Вошла Ирина в вечернем туалете, в драгоценностях. Вера знала, что ей тоже жаль убитых солдат, обездоленных жен и невест. Но больше сестра страдала оттого, что самый расцвет ее красоты пришелся на такое несчастное время. Война, как ревнивая соперница, мешала ей насладиться своей молодостью, дерзким нравом, властью над мужчинами.
– Ты решительно не хочешь ехать? – спросила она, протягивая руку в длинной перчатке Вере, чтоб та помогла застегнуть браслет. – Мейерхольд в страшной моде. Чуть не на люстрах висят, мест не достать. Один просцениум стоил восемнадцать тысяч.
Вера соединила на тонком запястье сестры две половинки бриллиантовой застежки.
– У меня дежурство в госпитале.
Вошла мама́, тоже одетая для выхода.
– Верочка, ты напрасно не едешь. «Маскарад» – чудная пьеса.

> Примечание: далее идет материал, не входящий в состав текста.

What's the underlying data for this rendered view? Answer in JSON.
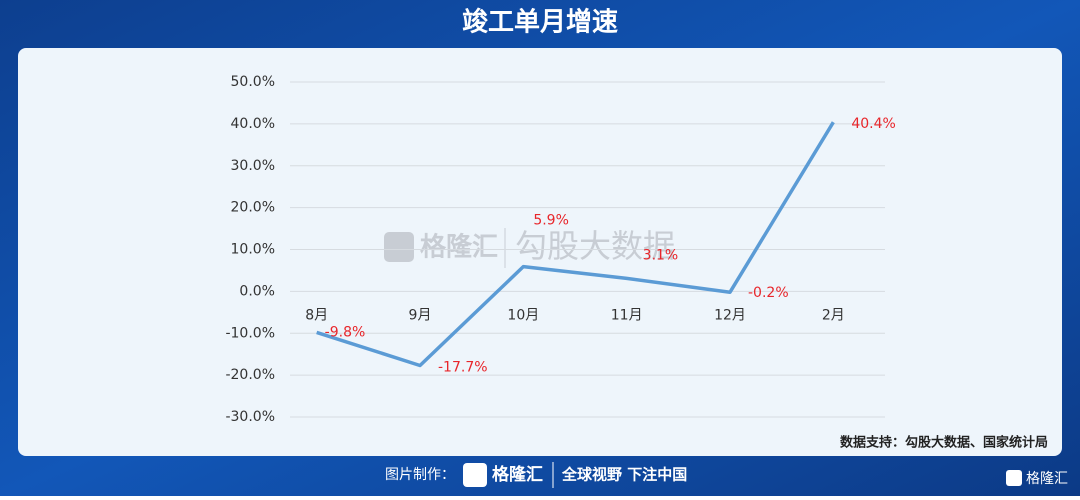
{
  "header": {
    "title": "竣工单月增速"
  },
  "chart_data": {
    "type": "line",
    "categories": [
      "8月",
      "9月",
      "10月",
      "11月",
      "12月",
      "2月"
    ],
    "series": [
      {
        "name": "竣工单月增速",
        "color": "#5b9bd5",
        "values": [
          -9.8,
          -17.7,
          5.9,
          3.1,
          -0.2,
          40.4
        ],
        "value_labels": [
          "-9.8%",
          "-17.7%",
          "5.9%",
          "3.1%",
          "-0.2%",
          "40.4%"
        ]
      }
    ],
    "ylim": [
      -30,
      50
    ],
    "yticks": [
      {
        "value": -30,
        "label": "-30.0%"
      },
      {
        "value": -20,
        "label": "-20.0%"
      },
      {
        "value": -10,
        "label": "-10.0%"
      },
      {
        "value": 0,
        "label": "0.0%"
      },
      {
        "value": 10,
        "label": "10.0%"
      },
      {
        "value": 20,
        "label": "20.0%"
      },
      {
        "value": 30,
        "label": "30.0%"
      },
      {
        "value": 40,
        "label": "40.0%"
      },
      {
        "value": 50,
        "label": "50.0%"
      }
    ],
    "grid": true,
    "label_color": "#e8262b",
    "source": "数据支持：勾股大数据、国家统计局",
    "watermark": [
      "格隆汇",
      "勾股大数据"
    ]
  },
  "footer": {
    "made_by": "图片制作：",
    "brand": "格隆汇",
    "slogan": "全球视野 下注中国",
    "corner_brand": "格隆汇"
  }
}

– Сестрице нужно нести свой красный крест, мама́, – пояснила Ирина. – Да и как можно веселиться, когда кругом ежеминутно происходят всяческие ужасы?
Княгиня не услышала иронии в голосе дочери, поторопилась оправдаться.

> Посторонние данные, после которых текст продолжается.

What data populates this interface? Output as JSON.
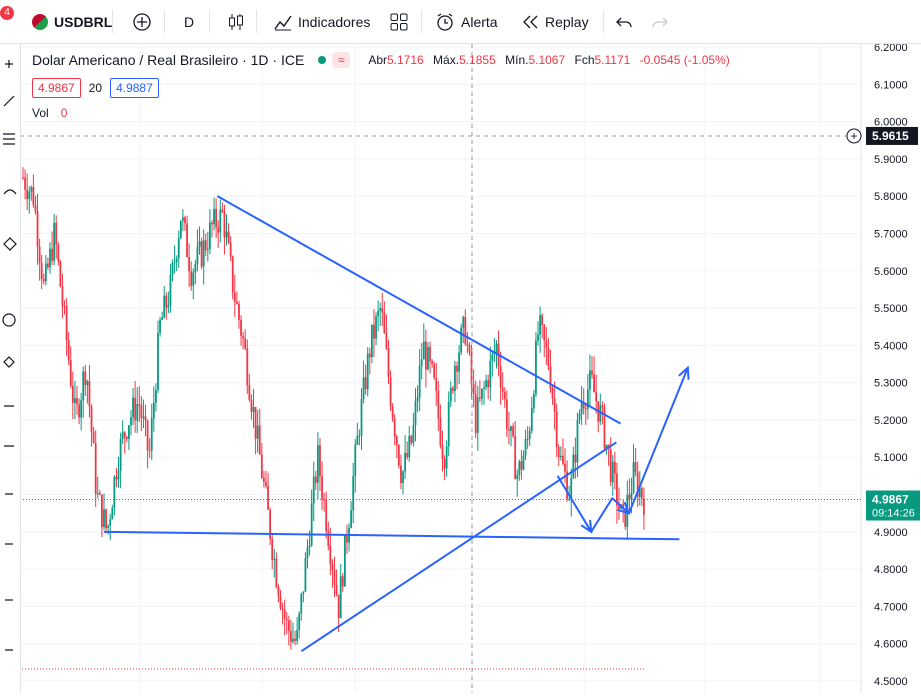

– Кто же спорит, милая моя, война ужасна! Но ведь надо как-то жить. Нельзя отказывать себе в привычных радостях, иначе мы все сойдем с ума. К тому же, солдаты служат своему отечеству, это их долг, а наш долг…
– Не хочу больше слышать о долге, – перебила Ирина, – и об этой противной войне!

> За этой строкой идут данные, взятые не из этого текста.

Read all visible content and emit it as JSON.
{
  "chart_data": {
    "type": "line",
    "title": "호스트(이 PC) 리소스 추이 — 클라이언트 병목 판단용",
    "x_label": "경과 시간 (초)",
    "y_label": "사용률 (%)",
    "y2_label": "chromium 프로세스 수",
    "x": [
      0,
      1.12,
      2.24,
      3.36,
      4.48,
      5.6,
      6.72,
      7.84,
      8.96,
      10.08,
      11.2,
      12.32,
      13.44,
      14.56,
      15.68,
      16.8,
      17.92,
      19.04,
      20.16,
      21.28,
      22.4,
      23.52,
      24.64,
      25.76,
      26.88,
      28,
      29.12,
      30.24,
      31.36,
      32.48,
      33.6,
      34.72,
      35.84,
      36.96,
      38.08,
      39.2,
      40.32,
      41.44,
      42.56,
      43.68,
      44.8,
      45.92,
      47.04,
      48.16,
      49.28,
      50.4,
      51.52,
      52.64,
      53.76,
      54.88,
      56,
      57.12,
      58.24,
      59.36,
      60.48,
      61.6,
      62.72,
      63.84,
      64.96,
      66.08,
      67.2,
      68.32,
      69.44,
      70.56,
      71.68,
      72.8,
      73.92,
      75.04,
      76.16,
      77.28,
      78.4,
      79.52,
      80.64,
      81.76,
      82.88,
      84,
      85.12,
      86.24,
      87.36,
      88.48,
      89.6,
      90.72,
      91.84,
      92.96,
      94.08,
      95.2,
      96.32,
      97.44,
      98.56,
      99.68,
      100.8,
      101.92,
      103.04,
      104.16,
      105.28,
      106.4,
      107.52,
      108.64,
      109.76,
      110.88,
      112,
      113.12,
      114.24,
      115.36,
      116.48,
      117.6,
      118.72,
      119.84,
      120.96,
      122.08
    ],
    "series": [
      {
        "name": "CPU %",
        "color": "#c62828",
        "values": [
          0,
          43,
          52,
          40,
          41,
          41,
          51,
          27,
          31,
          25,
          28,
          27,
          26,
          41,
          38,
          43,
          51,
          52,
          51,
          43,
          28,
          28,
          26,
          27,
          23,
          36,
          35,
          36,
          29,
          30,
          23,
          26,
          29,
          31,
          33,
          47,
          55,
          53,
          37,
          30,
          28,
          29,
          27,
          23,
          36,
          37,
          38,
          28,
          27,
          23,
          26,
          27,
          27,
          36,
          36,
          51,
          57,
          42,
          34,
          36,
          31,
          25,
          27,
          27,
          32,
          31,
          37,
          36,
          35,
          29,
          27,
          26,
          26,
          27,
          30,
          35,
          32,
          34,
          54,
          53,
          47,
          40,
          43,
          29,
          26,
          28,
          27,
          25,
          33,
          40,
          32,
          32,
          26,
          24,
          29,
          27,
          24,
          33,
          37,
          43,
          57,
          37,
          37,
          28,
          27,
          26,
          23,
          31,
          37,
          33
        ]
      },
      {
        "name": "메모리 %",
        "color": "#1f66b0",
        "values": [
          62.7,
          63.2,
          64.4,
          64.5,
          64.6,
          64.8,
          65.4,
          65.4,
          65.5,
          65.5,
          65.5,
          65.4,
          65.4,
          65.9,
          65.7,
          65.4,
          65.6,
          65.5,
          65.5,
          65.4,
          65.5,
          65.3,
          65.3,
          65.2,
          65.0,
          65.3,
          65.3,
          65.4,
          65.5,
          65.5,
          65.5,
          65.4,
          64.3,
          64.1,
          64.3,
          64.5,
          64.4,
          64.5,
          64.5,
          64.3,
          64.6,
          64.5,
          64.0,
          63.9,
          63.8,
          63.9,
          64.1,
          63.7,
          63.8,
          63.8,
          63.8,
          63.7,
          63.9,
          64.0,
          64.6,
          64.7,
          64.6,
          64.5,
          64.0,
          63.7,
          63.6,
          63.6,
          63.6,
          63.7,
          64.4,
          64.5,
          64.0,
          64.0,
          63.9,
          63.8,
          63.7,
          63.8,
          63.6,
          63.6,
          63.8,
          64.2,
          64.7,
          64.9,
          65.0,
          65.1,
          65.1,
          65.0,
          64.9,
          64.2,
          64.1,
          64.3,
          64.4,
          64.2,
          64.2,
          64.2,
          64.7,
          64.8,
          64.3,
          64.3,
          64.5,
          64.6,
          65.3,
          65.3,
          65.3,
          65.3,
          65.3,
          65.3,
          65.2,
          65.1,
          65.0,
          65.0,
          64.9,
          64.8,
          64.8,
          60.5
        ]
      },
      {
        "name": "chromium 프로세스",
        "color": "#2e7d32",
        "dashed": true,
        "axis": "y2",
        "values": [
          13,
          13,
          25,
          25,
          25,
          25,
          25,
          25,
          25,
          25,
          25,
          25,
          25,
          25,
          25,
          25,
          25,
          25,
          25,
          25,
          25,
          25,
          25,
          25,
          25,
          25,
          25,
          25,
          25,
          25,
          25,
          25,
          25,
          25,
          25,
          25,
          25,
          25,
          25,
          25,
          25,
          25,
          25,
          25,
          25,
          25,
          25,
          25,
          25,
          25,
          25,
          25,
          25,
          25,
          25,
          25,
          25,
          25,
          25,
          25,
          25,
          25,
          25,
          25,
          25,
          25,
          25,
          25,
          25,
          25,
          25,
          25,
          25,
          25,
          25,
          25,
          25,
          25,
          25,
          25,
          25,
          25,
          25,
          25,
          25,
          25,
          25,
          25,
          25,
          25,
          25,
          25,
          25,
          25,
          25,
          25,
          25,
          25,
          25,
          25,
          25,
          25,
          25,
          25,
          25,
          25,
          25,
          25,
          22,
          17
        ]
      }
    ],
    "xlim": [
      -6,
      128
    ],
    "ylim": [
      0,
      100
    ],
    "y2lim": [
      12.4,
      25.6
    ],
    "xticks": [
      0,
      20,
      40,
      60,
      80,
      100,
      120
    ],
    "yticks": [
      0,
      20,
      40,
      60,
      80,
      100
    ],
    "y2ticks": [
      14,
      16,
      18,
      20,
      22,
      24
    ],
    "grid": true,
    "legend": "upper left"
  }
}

Она повернулась к Терещенко и объявила:
– Михаил Иванович, мы готовы.
Отец спросил растерянно:
– Аринушка, а что же Вера не едет с вами?
– Мне не хочется, папа́, – улыбнулась Вера.
В прихожей, надевая шубку, поданную горничной, Ирина быстро говорила с улыбкой на свежих губах и с досадой в голосе:
– …Отправляет ему по три послания в неделю. Представляю, какие там глупости! Слава богу, нынче почта теряет половину писем.
Надевая перчатки, княгиня укоряла дочь:
– Cherie[19], откуда столько злости?
– Может, я ревную, мама́? Может быть, я тоже влюблена в этого ротмистра Долматова?
– Ирэн! – княгиня сделала «страшные глаза».
Терещенко глядел на Ирину тяжелым, пронзительным взглядом.
– Я слышал, штаб-ротмистр Долматов награжден вторым «Георгием» с веточкой… И вот досада – за эту войну столько наделали крестов, что на Монетном дворе кончилось серебро, а своего Николай давать не пожелал. Думаю, не так приятно получить орден из простого железа?
Он рассчитывал позабавить Ирину, но та вдруг побледнела, глаза ее стали совсем ледяными.
– Пока эти болваны кормят вшей в окопах и гибнут за кресты из простого железа, вы ездите по театрам и ресторациям с нарядными дамами… Вы это хотели сказать, господин Терещенко?
Княгиня всплеснула руками.
– Ирэн, как можно!..
Но Михаил Иванович только усмехнулся, кивая швейцару, который уже распахнул перед ними дверь. Толстый одноглазый кучер подстегнул пару вороных, лоснящихся от сытости, и легкий экипаж подъехал к самому крыльцу.
Вера с отцом стояли у окна, обнявшись, глядя на отъезжающий экипаж, на заметенную снегом мостовую. Мальчик-газетчик, зябко кутаясь в дырявый башлычок, разносит вечернее приложение. За ним бежит свора тощих собак. Сырой петербургский, теперь уж петроградский февраль. Год 1917 только начинается – что-то он принесет, новое горе или нежданную радость?